Standard Repayment Plan
The student pays a fixed amount each month until the loan is paid in full. The monthly payments will be at least $50, and up to 10 years repayment. Less interest is paid over time on this plan.
Graduate Repayment Plan
The payments start out low and will increase every two years. The length of the repayment period will be up to 10 years. More interest is paid over time on this plan.
Extended Repayment Plan
The student must have more than $30,000 in Direct Loan debt. Under the extended plan the student can take up to 25 years for repayment and two payment options: fixed or graduated. Fixed payments are the same amount each month, while the graduate payments start low and increase every two years.
Pay As You Earn Repayment Plan
Maximum monthly payments are 10% of discretionary income, the difference between the adjusted gross income and 150% of the poverty guideline for the family size and state of residence. Payments change as income changes. Student (or parent) must have a partial financial hardship. The length of the repayment period will be up to 20 years.
Income Contingent Repayment Plan
(Not available for parent PLUS Loans)This plan gives the flexibility to meet the Direct Loan obligation without causing undue financial hardship. Each year the monthly payments are calculated on the basis of the student’s adjusted gross income (AGI, plus spouse’s income, if married), family size, and the total number of Direct Loans. The maximum repayment period is 25 years.

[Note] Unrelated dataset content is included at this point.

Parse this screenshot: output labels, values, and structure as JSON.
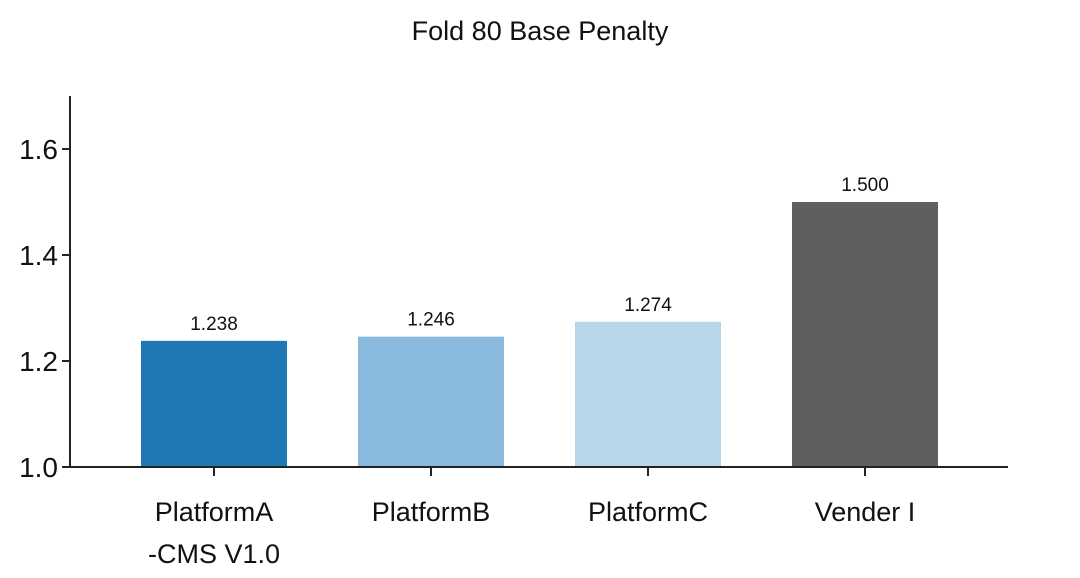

Income-Based Repayment Plan
The required monthly payment will be based on the student’s (or parent’s) income during any period when he or she has a partial financial hardship. The monthly payment is adjusted annually. The maximum repayment period may not exceed 10 years.
Student borrowers are required to complete online exit counseling. The federal regulations require that all graduating students or students who received a student loan go through what is call an "Exit Interview." Student may go to www.nslds.ed.gov or www.studentloans.gov to complete their exit counseling.
The required elements that are covered in the exit counseling are as follows:
- Reinforce importance of repayment.
- Describe consequence of default.
- Stress that repayment is required regardless of educational outcome and subsequently employability.
- Provide an average anticipated amount, based on borrower's indebtedness or for average debt of Direct Loan borrowers at school or in same program.
- Review repayment option (standard repayment, extended, graduated, income sensitive/contingent) and consolidation.Discuss debt management strategies that would facilitate repayment.
- Review forbearance, deferment, and cancellation options and procedures.
- Inform student about availability of loan information through NSLDS website and the availability of the FSA Student Loan Ombudsman's Office.
- Collect driver's license number and state of issuance, expected permanent address, address of next of kin, and name and address of employer (if known), and update any changes to student's personal information (name, so security number, etc.).
- Provides student with contact information for lender(s) and reinforce importance of communicating change of status, etc., with the lender.
- Discuss debt management strategies and tax benefits.